No entanto, na minha opinião, existe quem mereça mais do que D. João II a coroa de glória por esse marco indelével da civilização. Refiro-me ao Povo português, que foi quem suportando privações que vão para além da capacidade humana, deu novos mundos ao mundo, aventurou-se por caminhos que jamais alguém ousara, não vacilando perante os enormes obstáculos que teve de vencer. É este heroi colectivo que Fernão Lopes não se cansou de exaltar e a quem eu presto a minha homenagem e o meu orgulho confesso por descender de tão notável gente.
Foi este povo que deu sentido à célebre frase do padre António Vieira " um palmo de terra para nascer, um mundo inteiro para morrer".
Bem hajam
Já quase tudo foi escrito sobre os Templários. Desde a sua origem até a sua extinção, por ordem do Papa Clemente V na célebre sexta-feira de 13 de Outubro de 1307, não faltam narrativas científicas, pseudo-científicas e algumas assumidamente ficcionadas sobre os cavaleiros da Ordem do Templo.
Menos conhecida é a sua importância na consolidação da independência portuguesa, no reinado do nosso primeiro Rei, a par com a ordem de Cister. Em ambos os casos, D. Afonso Henriques contou com o forte apoio de Bernard de Clairvaux, mais tarde São Bernardo, cujo influência nestas duas importantes instituições na europa medieval foi decisiva. Recorde-se que no caso da ordem de Cister, derivada da ordem de Cluny, foi concedido o Mosteiro de Alcobaça. Os Cavaleiros do Templo, decisivos na conquista de Lisboa em 1147, foi-lhes oferecida a cidade de Santarém.

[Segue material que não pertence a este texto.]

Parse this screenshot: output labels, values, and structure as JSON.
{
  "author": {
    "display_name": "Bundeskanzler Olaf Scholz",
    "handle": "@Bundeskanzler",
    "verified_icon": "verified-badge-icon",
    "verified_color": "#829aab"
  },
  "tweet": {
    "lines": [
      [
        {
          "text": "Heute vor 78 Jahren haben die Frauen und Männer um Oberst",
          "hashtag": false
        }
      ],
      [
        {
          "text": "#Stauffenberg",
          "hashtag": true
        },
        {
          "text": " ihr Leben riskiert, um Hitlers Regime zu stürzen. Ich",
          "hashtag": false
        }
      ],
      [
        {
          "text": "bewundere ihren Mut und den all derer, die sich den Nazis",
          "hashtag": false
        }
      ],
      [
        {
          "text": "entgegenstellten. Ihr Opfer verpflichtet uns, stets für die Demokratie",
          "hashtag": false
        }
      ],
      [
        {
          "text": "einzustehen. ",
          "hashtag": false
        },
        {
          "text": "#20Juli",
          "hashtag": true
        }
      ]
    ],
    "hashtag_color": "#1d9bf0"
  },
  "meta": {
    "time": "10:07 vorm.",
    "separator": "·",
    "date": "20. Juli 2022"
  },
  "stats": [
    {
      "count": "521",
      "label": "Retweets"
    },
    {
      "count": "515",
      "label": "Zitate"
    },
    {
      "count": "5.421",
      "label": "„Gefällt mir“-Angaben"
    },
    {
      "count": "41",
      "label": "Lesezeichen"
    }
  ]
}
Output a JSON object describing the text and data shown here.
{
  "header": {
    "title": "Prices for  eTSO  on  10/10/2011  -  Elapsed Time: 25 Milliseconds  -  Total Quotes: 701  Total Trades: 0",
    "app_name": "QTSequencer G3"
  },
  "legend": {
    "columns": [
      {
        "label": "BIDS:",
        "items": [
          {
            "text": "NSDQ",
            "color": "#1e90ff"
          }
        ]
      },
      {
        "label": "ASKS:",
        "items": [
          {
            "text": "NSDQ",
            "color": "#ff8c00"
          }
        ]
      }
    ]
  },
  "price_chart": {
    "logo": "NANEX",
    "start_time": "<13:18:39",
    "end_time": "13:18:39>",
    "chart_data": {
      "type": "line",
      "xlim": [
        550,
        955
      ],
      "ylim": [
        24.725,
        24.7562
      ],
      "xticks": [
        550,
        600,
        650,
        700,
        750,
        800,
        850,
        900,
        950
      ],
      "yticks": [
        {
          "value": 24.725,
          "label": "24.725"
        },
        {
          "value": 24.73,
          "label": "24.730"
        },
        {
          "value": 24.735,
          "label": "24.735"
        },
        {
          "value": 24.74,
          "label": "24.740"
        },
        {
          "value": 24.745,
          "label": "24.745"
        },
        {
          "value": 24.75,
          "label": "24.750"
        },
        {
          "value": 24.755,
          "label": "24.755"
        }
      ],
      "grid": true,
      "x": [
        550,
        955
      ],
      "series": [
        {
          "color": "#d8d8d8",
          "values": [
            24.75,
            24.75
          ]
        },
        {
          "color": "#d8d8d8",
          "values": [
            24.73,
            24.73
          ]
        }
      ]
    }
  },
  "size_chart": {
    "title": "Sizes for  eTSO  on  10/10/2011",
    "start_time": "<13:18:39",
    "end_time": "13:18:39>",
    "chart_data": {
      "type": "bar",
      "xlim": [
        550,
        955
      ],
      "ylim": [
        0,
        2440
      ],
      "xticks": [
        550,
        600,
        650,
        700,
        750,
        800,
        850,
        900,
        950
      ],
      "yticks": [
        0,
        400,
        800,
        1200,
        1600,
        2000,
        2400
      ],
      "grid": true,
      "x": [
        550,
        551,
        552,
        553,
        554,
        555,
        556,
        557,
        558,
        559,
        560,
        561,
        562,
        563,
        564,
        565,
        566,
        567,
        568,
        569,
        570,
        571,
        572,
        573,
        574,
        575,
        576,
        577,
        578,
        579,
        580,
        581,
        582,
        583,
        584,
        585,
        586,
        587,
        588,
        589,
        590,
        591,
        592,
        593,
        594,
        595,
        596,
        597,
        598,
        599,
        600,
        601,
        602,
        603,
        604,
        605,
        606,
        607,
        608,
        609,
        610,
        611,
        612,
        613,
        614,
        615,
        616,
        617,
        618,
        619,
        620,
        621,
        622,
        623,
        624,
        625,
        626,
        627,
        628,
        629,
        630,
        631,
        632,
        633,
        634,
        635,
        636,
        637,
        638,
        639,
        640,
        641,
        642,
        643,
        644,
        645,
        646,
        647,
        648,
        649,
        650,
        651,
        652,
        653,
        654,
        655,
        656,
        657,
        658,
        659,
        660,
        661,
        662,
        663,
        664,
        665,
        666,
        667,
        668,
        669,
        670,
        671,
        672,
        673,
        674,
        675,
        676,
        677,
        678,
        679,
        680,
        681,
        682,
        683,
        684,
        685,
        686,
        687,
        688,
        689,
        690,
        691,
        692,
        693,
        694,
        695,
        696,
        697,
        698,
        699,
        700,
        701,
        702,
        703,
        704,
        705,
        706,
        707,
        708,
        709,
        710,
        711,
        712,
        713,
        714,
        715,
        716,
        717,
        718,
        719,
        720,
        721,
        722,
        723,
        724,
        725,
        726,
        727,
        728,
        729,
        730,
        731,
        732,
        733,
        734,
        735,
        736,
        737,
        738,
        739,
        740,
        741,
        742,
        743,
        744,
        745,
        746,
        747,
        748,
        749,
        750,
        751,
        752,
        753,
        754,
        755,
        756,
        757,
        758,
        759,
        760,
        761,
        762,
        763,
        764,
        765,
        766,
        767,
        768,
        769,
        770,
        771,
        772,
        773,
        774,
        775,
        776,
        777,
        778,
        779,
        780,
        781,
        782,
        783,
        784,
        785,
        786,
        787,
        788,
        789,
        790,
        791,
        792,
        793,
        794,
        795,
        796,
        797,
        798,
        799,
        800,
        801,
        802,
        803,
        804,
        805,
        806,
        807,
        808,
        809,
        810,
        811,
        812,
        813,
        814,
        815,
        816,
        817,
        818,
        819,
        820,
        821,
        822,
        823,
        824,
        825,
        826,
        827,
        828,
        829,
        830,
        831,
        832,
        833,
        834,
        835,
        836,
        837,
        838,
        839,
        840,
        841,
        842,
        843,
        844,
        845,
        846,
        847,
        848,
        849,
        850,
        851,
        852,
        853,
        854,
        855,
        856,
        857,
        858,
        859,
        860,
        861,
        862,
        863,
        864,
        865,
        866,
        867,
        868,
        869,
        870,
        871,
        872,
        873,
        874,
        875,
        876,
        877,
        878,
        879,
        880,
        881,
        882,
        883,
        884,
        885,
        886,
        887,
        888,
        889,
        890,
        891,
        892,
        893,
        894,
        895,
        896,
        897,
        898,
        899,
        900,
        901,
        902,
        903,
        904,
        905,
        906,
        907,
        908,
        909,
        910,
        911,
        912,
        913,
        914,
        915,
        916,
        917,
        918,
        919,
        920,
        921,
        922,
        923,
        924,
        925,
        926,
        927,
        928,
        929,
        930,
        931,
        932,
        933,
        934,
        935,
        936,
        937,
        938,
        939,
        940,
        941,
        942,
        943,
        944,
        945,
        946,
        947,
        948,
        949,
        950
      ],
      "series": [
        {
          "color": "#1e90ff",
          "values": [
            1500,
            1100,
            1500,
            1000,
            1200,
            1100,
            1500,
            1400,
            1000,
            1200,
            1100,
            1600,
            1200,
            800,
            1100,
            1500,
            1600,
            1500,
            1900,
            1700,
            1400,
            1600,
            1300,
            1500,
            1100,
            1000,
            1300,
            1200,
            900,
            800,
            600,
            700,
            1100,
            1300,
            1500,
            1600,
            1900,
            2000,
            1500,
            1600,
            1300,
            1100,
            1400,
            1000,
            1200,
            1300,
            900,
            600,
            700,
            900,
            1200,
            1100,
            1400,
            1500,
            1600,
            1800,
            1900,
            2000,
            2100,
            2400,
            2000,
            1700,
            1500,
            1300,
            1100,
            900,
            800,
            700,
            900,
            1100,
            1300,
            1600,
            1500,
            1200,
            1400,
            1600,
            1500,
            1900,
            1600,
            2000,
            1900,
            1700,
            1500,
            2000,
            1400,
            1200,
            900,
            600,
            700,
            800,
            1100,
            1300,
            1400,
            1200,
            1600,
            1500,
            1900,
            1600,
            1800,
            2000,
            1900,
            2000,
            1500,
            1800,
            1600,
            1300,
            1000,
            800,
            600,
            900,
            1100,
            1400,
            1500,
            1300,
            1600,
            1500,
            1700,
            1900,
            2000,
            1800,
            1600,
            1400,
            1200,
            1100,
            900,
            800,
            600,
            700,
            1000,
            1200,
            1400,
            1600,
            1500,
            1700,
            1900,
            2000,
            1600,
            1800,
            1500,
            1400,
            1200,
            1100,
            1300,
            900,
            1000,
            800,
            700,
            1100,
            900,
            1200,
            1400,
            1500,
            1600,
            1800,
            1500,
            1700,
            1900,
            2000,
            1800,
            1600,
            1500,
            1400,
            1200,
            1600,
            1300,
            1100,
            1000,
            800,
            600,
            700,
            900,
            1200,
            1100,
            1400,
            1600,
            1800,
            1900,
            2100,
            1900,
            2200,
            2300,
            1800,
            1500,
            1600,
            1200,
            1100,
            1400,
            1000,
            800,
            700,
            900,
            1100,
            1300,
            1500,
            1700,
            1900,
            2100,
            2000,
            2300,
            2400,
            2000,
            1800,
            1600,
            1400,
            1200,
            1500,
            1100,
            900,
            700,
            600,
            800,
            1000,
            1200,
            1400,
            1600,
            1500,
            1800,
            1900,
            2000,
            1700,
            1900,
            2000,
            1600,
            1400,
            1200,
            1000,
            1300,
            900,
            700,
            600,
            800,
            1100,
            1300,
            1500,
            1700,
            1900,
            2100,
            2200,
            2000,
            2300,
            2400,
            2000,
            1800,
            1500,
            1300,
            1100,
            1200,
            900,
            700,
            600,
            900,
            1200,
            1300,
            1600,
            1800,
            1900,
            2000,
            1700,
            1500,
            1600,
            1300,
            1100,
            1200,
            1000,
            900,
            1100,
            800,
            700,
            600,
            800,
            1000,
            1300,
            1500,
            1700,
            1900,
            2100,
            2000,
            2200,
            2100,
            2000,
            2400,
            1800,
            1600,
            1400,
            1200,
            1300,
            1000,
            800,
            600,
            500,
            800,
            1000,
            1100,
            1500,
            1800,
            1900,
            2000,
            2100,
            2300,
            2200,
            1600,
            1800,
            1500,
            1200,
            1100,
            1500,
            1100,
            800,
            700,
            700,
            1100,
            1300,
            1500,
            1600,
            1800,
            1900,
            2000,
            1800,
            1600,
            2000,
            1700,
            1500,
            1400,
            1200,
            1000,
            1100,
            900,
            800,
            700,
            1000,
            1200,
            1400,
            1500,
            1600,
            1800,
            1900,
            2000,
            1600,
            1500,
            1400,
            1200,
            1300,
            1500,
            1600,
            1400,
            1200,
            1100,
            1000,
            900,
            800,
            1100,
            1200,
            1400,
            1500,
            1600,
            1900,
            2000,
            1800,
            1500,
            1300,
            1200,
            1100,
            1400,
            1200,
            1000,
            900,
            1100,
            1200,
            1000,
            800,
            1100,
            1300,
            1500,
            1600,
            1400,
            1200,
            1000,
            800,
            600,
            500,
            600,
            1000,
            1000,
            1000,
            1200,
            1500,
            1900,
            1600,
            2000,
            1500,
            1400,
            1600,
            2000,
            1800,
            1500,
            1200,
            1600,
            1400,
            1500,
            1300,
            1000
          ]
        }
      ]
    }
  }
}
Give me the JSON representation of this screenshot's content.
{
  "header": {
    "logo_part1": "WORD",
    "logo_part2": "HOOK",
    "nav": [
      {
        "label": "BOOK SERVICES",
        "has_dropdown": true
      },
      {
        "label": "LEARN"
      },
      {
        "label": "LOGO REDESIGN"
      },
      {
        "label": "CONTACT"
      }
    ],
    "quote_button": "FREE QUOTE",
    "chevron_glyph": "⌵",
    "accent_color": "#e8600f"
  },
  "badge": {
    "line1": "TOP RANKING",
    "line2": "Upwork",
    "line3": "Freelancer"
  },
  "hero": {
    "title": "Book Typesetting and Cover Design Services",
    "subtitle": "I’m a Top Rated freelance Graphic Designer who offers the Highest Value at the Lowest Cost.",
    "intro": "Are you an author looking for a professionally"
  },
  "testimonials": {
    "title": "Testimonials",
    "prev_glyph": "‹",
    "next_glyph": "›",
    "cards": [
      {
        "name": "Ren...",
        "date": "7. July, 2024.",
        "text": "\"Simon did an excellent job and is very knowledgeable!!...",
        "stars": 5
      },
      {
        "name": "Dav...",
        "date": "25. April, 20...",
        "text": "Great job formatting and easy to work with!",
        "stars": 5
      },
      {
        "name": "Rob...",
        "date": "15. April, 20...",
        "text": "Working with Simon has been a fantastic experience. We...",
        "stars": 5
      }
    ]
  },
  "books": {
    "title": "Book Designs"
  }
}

No entanto, esta cidade era também reclamada pelo Bispo de Lisboa, pelo que, com a intervenção de Gualdim Pais, a ordem acabou por estabelecer-se em Tomar.
Os Templários foram importantes não só na conquista militar do Reino, mas também no reconhecimento papal, onde S. Bernardo foi certamente decisivo, ou não tivesse ele, tal como D. Afonso Henriques, raizes na região de Borgonha.
Com a extinção da ordem decretada pelo Papa, após pressões de Filipe "o Belo", Rei de França, os cavaleiros da Ordem foram ferozmente perseguidos. Provavelmente, o motivo da perseguição foram as elevadas dívidas que a coroa francesa teria contraído junto destes, senhores de uma grande fortuna. A sua extinção foi a solução encontrada, contando com o beneplácito do Papa, que tinha sido eleito com o apoio do monarca francês.
Em Portugal, D. Dinis adoptou uma posição original. Formalmente, extingue-se a Ordem, mas cria-se uma nova com a quase totalidade dos bens e dos cavaleiros do Templo. Esta inteligente solução garantiu a presença dos Templários em Portugal, ainda que com outro nome, e assim nasceu a Ordem de Cristo.
Já escrevi neste mesmo blog, que considero a Ordem de Cristo a primeira multi-nacional do mundo. A missão das descobertas, embora patrocinadas pela coroa, era conduzida pela Ordem, cuja cruz nunca abandonou as velas das naus que percorreram o mundo, e que teve como mestre o Infante D. Henrique.
Recentemente, Paulo Alexandre Loução levantou uma hipótese sobre o espólio dos templários, que creio que não seja dispicienda. Não se trata nem de ouro, nem de prata ou qualquer outra riqueza material, mas sim de documentos que foram encontrados pelos Cavaleiros da Ordem nos locais onde se tinham estabelecido e que foram reunidos num acervo único. Para onde terá ído esse tesouro? Fala-se da Escócia, mas quem nos garante que não tenha vindo para Portugal, onde podiam contar com o Rei que os protegia?
Talvez a epopeia dos Descobrimentos portugueses não tenha sido "mero acaso". Quem sabe se nesse espólio não constavam as viagens de circum navegação do continente africano realizadas pelos fenícios nos séculos VII e VI a.c.? Não terá sido esse o motivo que levou o Rei Lavrador a mandar plantar um pinhal de onde saiu a madeira para as caravelas? Não terá D. Dinis deixado esse legado aos seus sucessores?